CAOs can be effectively supported to lead systems change initiatives by integrating some of the following principles:
1. Supporting self-determination and decision-making – ensuring that there is an effective leadership body that is driven by CAO leaders
2. Providing capacity-support grants – understanding that systems change or policy advocacy work requires a time commitment in addition to funded and non-funded community initiatives
3. Staffing support - providing additional staffing capacity to reduce the organizational and administrative workload of of busy community-embedded leaders
4. Patience - taking the necessary time to build trust with CAO leaders and understanding that this work is iterative and will necessarily shift to address emergent community needs
It is crucial to provide these supports and uplift the leadership of CAOs in communities across the US. In nearly all of our projects DAISA seeks to aid the work of CAOs as key agents of change. In the 5 year Fresh, Local, Equitable (FreshLo) funding initiative of the Kresge Foundation that DAISA served as National Program Office for, 23 CAOs from around the country utilized both cultural strategies and food systems enterprises to make their communities healthier, and supported by DAISA, worked as a cohort to have input on funding program evaluation and program design. The Equitable Food Oriented Development Collaborative, comprised of BIPOC organization leaders from around the country, has developed the national EFOD Fund which makes integrated non-extractive investments into food systems infrastructure projects, with decisions made by a Community Investment Committee.
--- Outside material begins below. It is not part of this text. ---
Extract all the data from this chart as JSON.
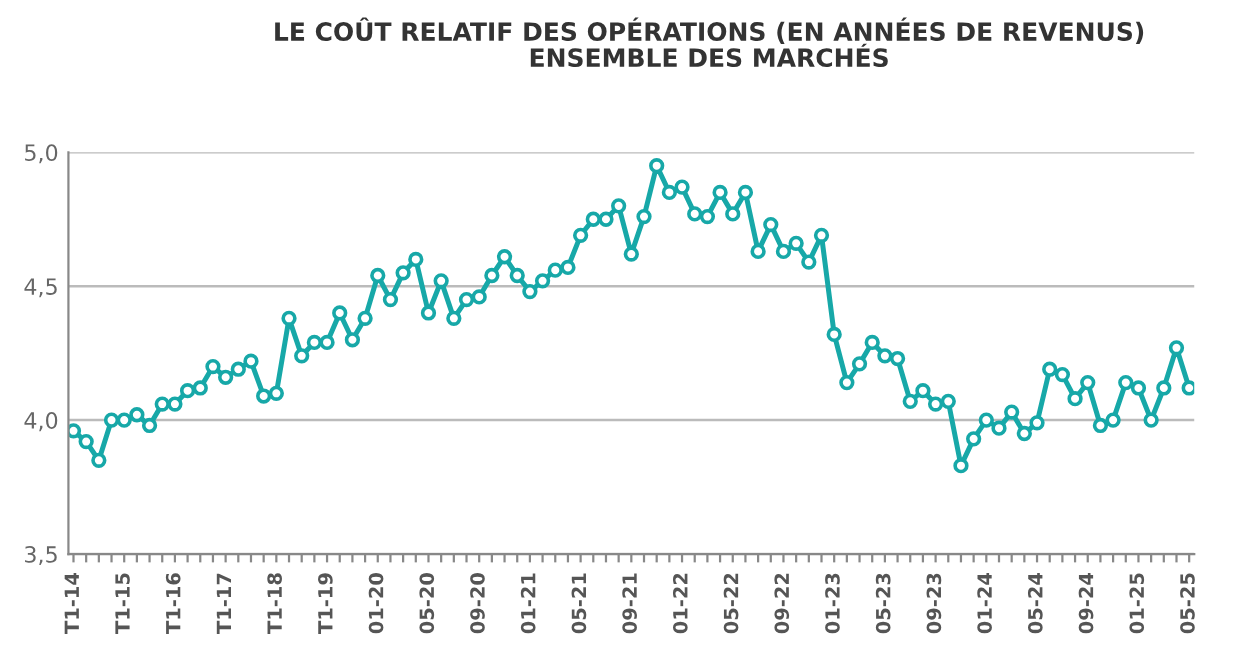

DAISA has supported the creation of the Fidelity, Equity, Dignity (FED) Collective to unite BIPOC-led CAOs in the Food as Medicine field in connecting local work to national policy initiatives, shifting field narratives, promoting peer knowledge exchange, accessing additional funding and opportunities, and creating a much-needed space of rest and respite for BIPOC leaders in the field.
For large-scale systems change, multiple levers are important - you need media attention, policy changes with agency leaders and legislators to institutionalize change, and often research supporting the changes needed. But for change to address underlying systems of oppression it is important that the voices and brilliance of the people most impacted are front and center, that communities most impacted are the agents of the solutions. For this, you need organized networks of community accountable organizations driving change both locally and nationally. COAs can and should be core to any systems change initiative in the US.